Pourquoi Merce Cunningham utilisait le mot « event » plutôt que représentation ? Quel est le sens derrière le mot ?
Les « events » étaient et sont toujours un type particulier de représentations : ce sont des anthologies de différentes danses de Merce Cunningham extraites de différentes pièces. Certains étaient représentés dans des théâtres conventionnels mais la plupart se déroulaient dans des espaces insolites : des musées, des gares, des cours d’immeubles et même sur une plage. Par exemple, lors de la saison londonienne de 1995, les représentations étaient dispatchées entre trois soirées de répertoire composées chacune de trois pièces récentes au Sadler’s Wells et trois « events » au Riverside Studio ( trois anthologies de 90 minutes chacune incluant quelques danses des années 1980 et antérieures). Jusqu’en 2002, les « events » duraient 90 minutes et étaient très richement composés mais ils avaient lieu sur une seule scène. En 2003 ce fut à la Tate Modern Gallery et les « events » devinrent plus courts mais sur trois espaces différents simultanément. Je me souviens d’un des derniers « event » qui se déroulait sur cinq scènes. Vous ne pouviez absolument pas tout voir, c’était frustrant et excitant à la fois.

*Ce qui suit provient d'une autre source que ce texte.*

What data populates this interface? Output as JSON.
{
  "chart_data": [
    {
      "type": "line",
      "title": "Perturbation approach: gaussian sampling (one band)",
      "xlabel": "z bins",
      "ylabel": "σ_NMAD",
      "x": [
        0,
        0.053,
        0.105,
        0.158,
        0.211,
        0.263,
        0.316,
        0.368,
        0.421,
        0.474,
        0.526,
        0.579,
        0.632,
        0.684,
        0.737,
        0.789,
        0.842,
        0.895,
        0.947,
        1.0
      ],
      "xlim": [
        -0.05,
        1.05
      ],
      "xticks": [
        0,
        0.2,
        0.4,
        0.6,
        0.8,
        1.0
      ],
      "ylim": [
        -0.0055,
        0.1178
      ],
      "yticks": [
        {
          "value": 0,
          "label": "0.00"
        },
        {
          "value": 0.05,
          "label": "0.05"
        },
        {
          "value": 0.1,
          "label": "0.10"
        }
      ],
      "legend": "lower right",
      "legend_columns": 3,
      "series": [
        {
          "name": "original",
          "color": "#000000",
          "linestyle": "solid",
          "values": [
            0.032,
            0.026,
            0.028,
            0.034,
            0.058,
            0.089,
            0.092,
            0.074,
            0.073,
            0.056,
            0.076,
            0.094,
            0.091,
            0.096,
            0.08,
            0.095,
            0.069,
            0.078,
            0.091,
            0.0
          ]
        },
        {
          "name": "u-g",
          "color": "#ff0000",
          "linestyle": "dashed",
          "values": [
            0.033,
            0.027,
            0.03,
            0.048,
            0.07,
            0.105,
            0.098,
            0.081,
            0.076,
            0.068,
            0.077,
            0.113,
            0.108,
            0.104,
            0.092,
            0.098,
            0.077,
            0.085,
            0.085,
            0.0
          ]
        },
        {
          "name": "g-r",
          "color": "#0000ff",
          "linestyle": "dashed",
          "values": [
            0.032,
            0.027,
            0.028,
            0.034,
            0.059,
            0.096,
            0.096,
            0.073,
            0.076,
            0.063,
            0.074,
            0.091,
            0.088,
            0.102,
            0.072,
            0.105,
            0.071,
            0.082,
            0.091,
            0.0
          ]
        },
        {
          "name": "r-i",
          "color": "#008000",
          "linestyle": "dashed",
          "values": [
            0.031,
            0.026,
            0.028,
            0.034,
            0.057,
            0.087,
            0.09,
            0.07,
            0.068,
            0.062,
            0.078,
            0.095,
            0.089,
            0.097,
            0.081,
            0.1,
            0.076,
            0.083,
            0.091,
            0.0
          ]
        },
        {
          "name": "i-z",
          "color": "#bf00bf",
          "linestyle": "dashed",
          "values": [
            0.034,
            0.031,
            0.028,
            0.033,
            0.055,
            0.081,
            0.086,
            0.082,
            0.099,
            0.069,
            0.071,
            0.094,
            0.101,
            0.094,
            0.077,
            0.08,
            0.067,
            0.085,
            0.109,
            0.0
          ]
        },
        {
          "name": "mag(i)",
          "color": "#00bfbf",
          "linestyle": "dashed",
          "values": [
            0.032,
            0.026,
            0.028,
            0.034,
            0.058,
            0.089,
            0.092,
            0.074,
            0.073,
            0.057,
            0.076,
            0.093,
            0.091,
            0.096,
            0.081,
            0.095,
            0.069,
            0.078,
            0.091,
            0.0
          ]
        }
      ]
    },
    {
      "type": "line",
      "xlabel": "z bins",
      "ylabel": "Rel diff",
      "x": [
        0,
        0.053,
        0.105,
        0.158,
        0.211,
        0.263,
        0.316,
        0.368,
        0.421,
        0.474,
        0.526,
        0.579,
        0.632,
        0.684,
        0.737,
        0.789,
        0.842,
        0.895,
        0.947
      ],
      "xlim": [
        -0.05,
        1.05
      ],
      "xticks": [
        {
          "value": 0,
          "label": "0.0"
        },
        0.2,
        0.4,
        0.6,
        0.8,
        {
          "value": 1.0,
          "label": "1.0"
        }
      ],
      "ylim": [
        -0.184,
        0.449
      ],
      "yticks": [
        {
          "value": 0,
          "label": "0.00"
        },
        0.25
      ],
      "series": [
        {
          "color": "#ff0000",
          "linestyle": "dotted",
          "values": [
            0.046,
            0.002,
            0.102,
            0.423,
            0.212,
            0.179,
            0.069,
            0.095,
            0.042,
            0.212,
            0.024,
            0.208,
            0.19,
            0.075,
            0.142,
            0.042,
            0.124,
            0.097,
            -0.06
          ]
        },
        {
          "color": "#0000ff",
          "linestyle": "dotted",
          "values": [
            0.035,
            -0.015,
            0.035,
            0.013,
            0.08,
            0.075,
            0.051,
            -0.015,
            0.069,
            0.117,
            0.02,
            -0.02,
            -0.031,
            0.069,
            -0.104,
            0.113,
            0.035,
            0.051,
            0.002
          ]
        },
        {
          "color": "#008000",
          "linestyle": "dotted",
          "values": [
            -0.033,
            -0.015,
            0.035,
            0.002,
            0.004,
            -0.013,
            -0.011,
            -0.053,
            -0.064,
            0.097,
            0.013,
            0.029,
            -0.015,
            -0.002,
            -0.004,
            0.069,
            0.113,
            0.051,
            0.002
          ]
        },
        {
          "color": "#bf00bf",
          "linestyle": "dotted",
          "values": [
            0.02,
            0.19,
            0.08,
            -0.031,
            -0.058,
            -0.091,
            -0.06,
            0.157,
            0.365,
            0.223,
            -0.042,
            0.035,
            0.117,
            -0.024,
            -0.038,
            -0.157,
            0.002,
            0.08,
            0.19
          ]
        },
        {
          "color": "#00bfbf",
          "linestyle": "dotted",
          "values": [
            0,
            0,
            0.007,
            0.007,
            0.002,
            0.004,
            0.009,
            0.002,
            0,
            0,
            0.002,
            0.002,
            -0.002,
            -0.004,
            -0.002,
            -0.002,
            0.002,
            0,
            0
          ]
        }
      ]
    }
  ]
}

Y avait-il de la place pour l’improvisation dans le processus créatif en studio ?
Non. Tout était précis. Avec certains solos, Merce Cunningham disait aux danseurs et danseuses : « Cela doit durer une minute mais je veux que certaines parties soient plus rapides ou plus lentes de manière différente à chaque représentation« . Cela exigeait d’avoir un très bons sens du timing. Et il y avait aussi des solos où il disait : « Une partie de toi doit toujours être en mouvement tout au long du solo » bien que le solo en question comportât des équilibres sur une jambe et des positions linéaires. Malgré la difficulté du matériau, la plupart des danseurs et danseuses ressentaient une grande liberté dans la précision même de la chorégraphie. La liberté provenait précisément de cette autorité incroyable qui leur était donnée. Ils savaient que ce serait à chaque fois différent et que Merce Cunningham était intéressé par ce que chacun d’entre eux apportait. Et du coup, nous aussi en tant que public…
Je me souviens avoir lu qu’en tant que « chief critic » au New York Times, vous refusiez de rencontrer les interprètes ou les chorégraphes mais que vous aviez fait une exception pour Merce Cunningham. Nous l’entendions parler français avec une voix très douce mais quelle sorte de chorégraphe était-il en studio ?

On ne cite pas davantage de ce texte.